Но и эти зависимые от князей короли претендовали на императорский титул. Во главе войска они совершали трудные походы в Рим. В Италии у них были сторонники, традиционно поддерживавшие императоров и называвшиеся гибеллинами — от Вайблинген, названия одного из родовых замков Гогенштауфенов. Их противники, выступавшие против того, чтобы немецкие короли в качестве императоров Священной Римской империи хозяйничали в Италии, назывались гвельфами — от Вельфов, одного из княжеских родов Германии, с представителями которого враждовали Гогенштауфены. Вся средневековая история Италии наполнена соперничеством этих группировок. Зачастую в одном городе гвельфы и гибеллины вели между собой беспощадную борьбу. Если одерживали верх одни, то горе было другим. Именно так обстояли дела и во Флоренции времен Данте. Антонетти в своей книге нарисовал яркую картину борьбы этих группировок, сопровождавшейся массовыми казнями побежденных противников, разрушением их домов, конфискациями и изгнаниями. Когда эта борьба, многие десятилетия продолжавшаяся с переменным успехом, наконец завершилась изгнанием из города аристократической группировки гибеллинов, среди гвельфов, выражавших интересы торгово-промышленного населения города, произошел раскол на белых и черных — на сторонников императора и его противников, стремившихся найти поддержку у папы римского! Белый гвельф Данте вместе со своими единомышленниками потерпел поражение и в 1302 году подвергся вечному изгнанию из родного города, а затем был заочно приговорен к сожжению на костре. Народно-республиканский принцип во Флоренции восторжествовал над аристократически-монархическим. Из книги Антонетти читатель узнает много интересного об этой флорентийской демократии.
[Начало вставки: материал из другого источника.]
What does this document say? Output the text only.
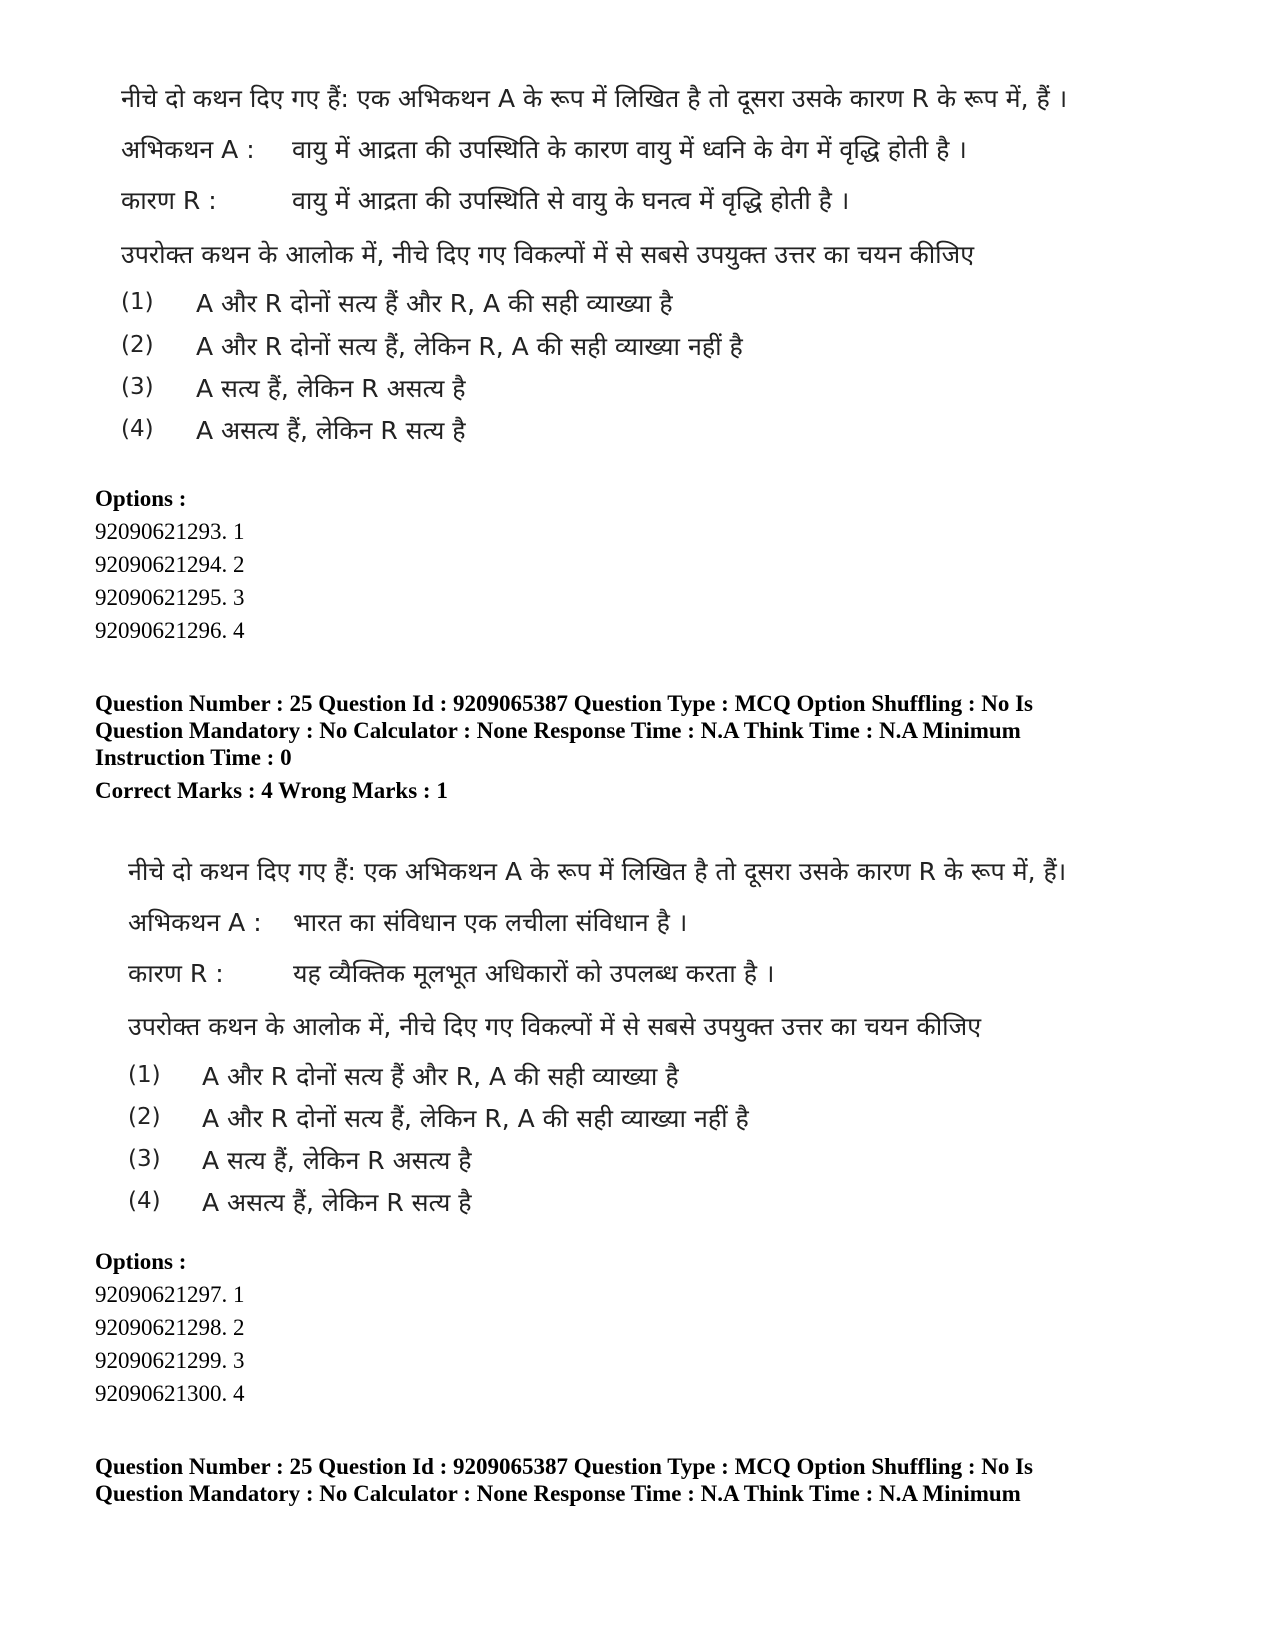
नीचे दो कथन दिए गए हैं: एक अभिकथन A के रूप में लिखित है तो दूसरा उसके कारण R के रूप में, हैं ।
अभिकथन A : वायु में आद्रता की उपस्थिति के कारण वायु में ध्वनि के वेग में वृद्धि होती है ।
कारण R :	वायु में आद्रता की उपस्थिति से वायु के घनत्व में वृद्धि होती है ।
उपरोक्त कथन के आलोक में, नीचे दिए गए विकल्पों में से सबसे उपयुक्त उत्तर का चयन कीजिए
(1) A और R दोनों सत्य हैं और R, A की सही व्याख्या है
(2) A और R दोनों सत्य हैं, लेकिन R, A की सही व्याख्या नहीं है
(3) A सत्य हैं, लेकिन R असत्य है
(4) A असत्य हैं, लेकिन R सत्य है
Options :
92090621293. 1
92090621294. 2
92090621295. 3
92090621296. 4
Question Number : 25 Question Id : 9209065387 Question Type : MCQ Option Shuffling : No Is
Question Mandatory : No Calculator : None Response Time : N.A Think Time : N.A Minimum
Instruction Time : 0
Correct Marks : 4 Wrong Marks : 1
नीचे दो कथन दिए गए हैं: एक अभिकथन A के रूप में लिखित है तो दूसरा उसके कारण R के रूप में, हैं।
अभिकथन A : भारत का संविधान एक लचीला संविधान है ।
कारण R :	यह व्यैक्तिक मूलभूत अधिकारों को उपलब्ध करता है ।
उपरोक्त कथन के आलोक में, नीचे दिए गए विकल्पों में से सबसे उपयुक्त उत्तर का चयन कीजिए
(1) A और R दोनों सत्य हैं और R, A की सही व्याख्या है
(2) A और R दोनों सत्य हैं, लेकिन R, A की सही व्याख्या नहीं है
(3) A सत्य हैं, लेकिन R असत्य है
(4) A असत्य हैं, लेकिन R सत्य है
Options :
92090621297. 1
92090621298. 2
92090621299. 3
92090621300. 4
Question Number : 25 Question Id : 9209065387 Question Type : MCQ Option Shuffling : No Is
Question Mandatory : No Calculator : None Response Time : N.A Think Time : N.A Minimum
Повседневная жизнь Флоренции в эпоху, названную автором, как мы уже отмечали, несколько расширительно «временами Данте», рассматривается столь подробно, что к сказанному, кажется, нечего добавить. Антонетти по-настоящему увлечен темой своего исследования, влюблен в славный город и его обитателей. Фамилия исследователя позволяет предположить наличие у него итальянских корней, и в таком случае как будто становится понятной его любовь к Флоренции и, шире, к Италии — «исторической родине». Однако на протяжении книги мы не раз убеждаемся, что имеем дело с настоящим патриотом Франции: Пьер Антонетти не упускает случая отметить, что тот или иной предмет обихода, та или иная мода или культурное веяние флорентийцами заимствованы из Франции. Делается это с такой милой непосредственностью, что не приходит в голову усомниться в обоснованности авторского суждения. Напротив, автор настолько увлекает своим рассказом, что незаметно для себя проникаешься его энтузиазмом и уже ничто во Флоренции не кажется чрезмерным. Любить так любить — без оглядки. Остается лишь пожелать, чтобы французский патриот и вместе с тем поклонник Италии нашел как можно больше единомышленников в России. Патриоту не противопоказано восхищаться красотой, где бы она ни встречалась, в любых ее проявлениях.